The FTSE 100 has made little progress above the 6,000 – 7,000 level for the past 20 years — at times, it’s been much lower.
Wigglier than a fiddler’s elbow
We first saw the index flirting with 7,000 during the tech bubble in 1999. Since then we’ve had the massive decline to below 3500 — the so-called “tech wreck” — as the index’s wild overvaluation normalised.
‘Then there was a personal and corporate debt-driven boom, which combined with expectations about the commodity super-cycle theory — albeit ideas that didn’t actually work out as expected — to propel the index back up to near 7000 during 2007.’
The credit crisis led to a revisit of 3,500 in 2009.
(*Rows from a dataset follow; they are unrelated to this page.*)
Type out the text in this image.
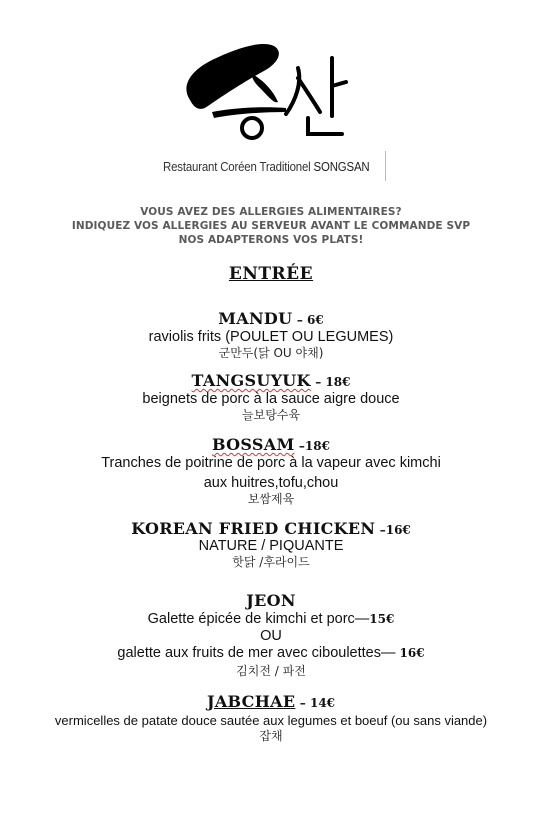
Restaurant Coréen Traditionel SONGSAN
VOUS AVEZ DES ALLERGIES ALIMENTAIRES?
INDIQUEZ VOS ALLERGIES AU SERVEUR AVANT LE COMMANDE SVP
NOS ADAPTERONS VOS PLATS!
ENTRÉE
MANDU – 6€
raviolis frits (POULET OU LEGUMES)
군만두(닭 OU 야채)
TANGSUYUK – 18€
beignets de porc à la sauce aigre douce
늘보탕수육
BOSSAM –18€
Tranches de poitrine de porc à la vapeur avec kimchi
aux huitres,tofu,chou
보쌈제육
KOREAN FRIED CHICKEN –16€
NATURE / PIQUANTE
핫닭 /후라이드
JEON
Galette épicée de kimchi et porc—15€
OU
galette aux fruits de mer avec ciboulettes— 16€
김치전 / 파전
JABCHAE – 14€
vermicelles de patate douce sautée aux legumes et boeuf (ou sans viande)
잡채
Economic stimulus measures administered by national governments around the world helped to propel the FTSE 100 back up to 7,000 during 2015, but by early 2016, we were down to around 5,500 again, driven largely by a collapse in commodity prices.
The FTSE 100 has provided investors with a wild ride over the past couple of decades, and mistiming a jump into an index tracker will have led to a poor investing outcome.
Is the index cheap?
As practising value investor and investment author John Kingham observes, the FTSE 100 sits on a cyclically adjusted price-to-earnings ratio (CAPE) of just over 12. The long-term average for the index is somewhere in the mid-teens, which raises the tantalising prospect that mean-reversion could see the index realise upside potential from here.
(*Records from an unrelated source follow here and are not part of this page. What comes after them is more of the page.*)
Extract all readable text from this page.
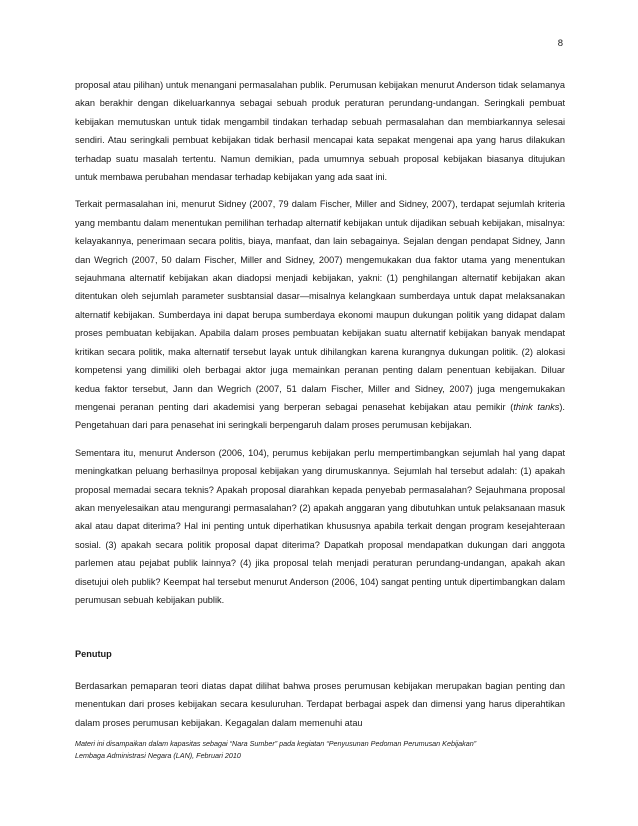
8

proposal atau pilihan) untuk menangani permasalahan publik. Perumusan kebijakan menurut Anderson tidak selamanya akan berakhir dengan dikeluarkannya sebagai sebuah produk peraturan perundang-undangan. Seringkali pembuat kebijakan memutuskan untuk tidak mengambil tindakan terhadap sebuah permasalahan dan membiarkannya selesai sendiri. Atau seringkali pembuat kebijakan tidak berhasil mencapai kata sepakat mengenai apa yang harus dilakukan terhadap suatu masalah tertentu. Namun demikian, pada umumnya sebuah proposal kebijakan biasanya ditujukan untuk membawa perubahan mendasar terhadap kebijakan yang ada saat ini.

Terkait permasalahan ini, menurut Sidney (2007, 79 dalam Fischer, Miller and Sidney, 2007), terdapat sejumlah kriteria yang membantu dalam menentukan pemilihan terhadap alternatif kebijakan untuk dijadikan sebuah kebijakan, misalnya: kelayakannya, penerimaan secara politis, biaya, manfaat, dan lain sebagainya. Sejalan dengan pendapat Sidney, Jann dan Wegrich (2007, 50 dalam Fischer, Miller and Sidney, 2007) mengemukakan dua faktor utama yang menentukan sejauhmana alternatif kebijakan akan diadopsi menjadi kebijakan, yakni: (1) penghilangan alternatif kebijakan akan ditentukan oleh sejumlah parameter susbtansial dasar—misalnya kelangkaan sumberdaya untuk dapat melaksanakan alternatif kebijakan. Sumberdaya ini dapat berupa sumberdaya ekonomi maupun dukungan politik yang didapat dalam proses pembuatan kebijakan. Apabila dalam proses pembuatan kebijakan suatu alternatif kebijakan banyak mendapat kritikan secara politik, maka alternatif tersebut layak untuk dihilangkan karena kurangnya dukungan politik. (2) alokasi kompetensi yang dimiliki oleh berbagai aktor juga memainkan peranan penting dalam penentuan kebijakan. Diluar kedua faktor tersebut, Jann dan Wegrich (2007, 51 dalam Fischer, Miller and Sidney, 2007) juga mengemukakan mengenai peranan penting dari akademisi yang berperan sebagai penasehat kebijakan atau pemikir (think tanks). Pengetahuan dari para penasehat ini seringkali berpengaruh dalam proses perumusan kebijakan.

Sementara itu, menurut Anderson (2006, 104), perumus kebijakan perlu mempertimbangkan sejumlah hal yang dapat meningkatkan peluang berhasilnya proposal kebijakan yang dirumuskannya. Sejumlah hal tersebut adalah: (1) apakah proposal memadai secara teknis? Apakah proposal diarahkan kepada penyebab permasalahan? Sejauhmana proposal akan menyelesaikan atau mengurangi permasalahan? (2) apakah anggaran yang dibutuhkan untuk pelaksanaan masuk akal atau dapat diterima? Hal ini penting untuk diperhatikan khususnya apabila terkait dengan program kesejahteraan sosial. (3) apakah secara politik proposal dapat diterima? Dapatkah proposal mendapatkan dukungan dari anggota parlemen atau pejabat publik lainnya? (4) jika proposal telah menjadi peraturan perundang-undangan, apakah akan disetujui oleh publik? Keempat hal tersebut menurut Anderson (2006, 104) sangat penting untuk dipertimbangkan dalam perumusan sebuah kebijakan publik.

Penutup

Berdasarkan pemaparan teori diatas dapat dilihat bahwa proses perumusan kebijakan merupakan bagian penting dan menentukan dari proses kebijakan secara kesuluruhan. Terdapat berbagai aspek dan dimensi yang harus diperahtikan dalam proses perumusan kebijakan. Kegagalan dalam memenuhi atau

Materi ini disampaikan dalam kapasitas sebagai “Nara Sumber” pada kegiatan “Penyusunan Pedoman Perumusan Kebijakan”
Lembaga Administrasi Negara (LAN), Februari 2010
There’s a problem, though.
John Kingham points out that the earnings of the constituent companies of the FTSE 100 do not cover the aggregate dividend of the index — for the first time in around 30 years. For the current generation of investors, that’s probably uncharted territory.
Well-known fund manager Neil Woodford warned us earlier in the year that he expects dividend cutting to be a big feature of the investing landscape during 2016. The big question is, will dividend-cutting activity sink share prices, or is the market already factoring in such payout reductions? We can never be sure.
The closet cyclical
Simple FTSE 100 tracker funds reproduce the index by weighting. An investment, then, relies mainly on the fortunes of the largest constituents of the index. That’s not good, because around 70% of the money we invest in a FTSE 100 tracker ends up allocated to around just 30 companies, many of which are cyclical commodity firms and financial organisations.
Investing in a FTSE 100 tracker is like investing in a closet cyclical firm and cyclicals can be unpredictable and volatile, often not getting anywhere at all over the longer term. That’s why we see such volatility and such macroeconomic sensitivity in the FTSE 100 index.
Right now, I’m wary of big cyclical investments because after a long period of strong company earnings the risk of earnings and share price collapse increases. Simple valuation measures such as price-to-earnings ratios can let us down with the cyclicals, often making investments look cheap precisely when they are at their most dangerous.
I’m not pinning my hopes on mean-reversion-of-valuation lifting the FTSE 100 index. Instead, I think there is better value lurking in the smaller 70 or so firms that attract around 30% of our invested money in a FTSE 100 index tracker. Many of these smaller constituents of the index are less cyclical than their larger peers and have better growth prospects.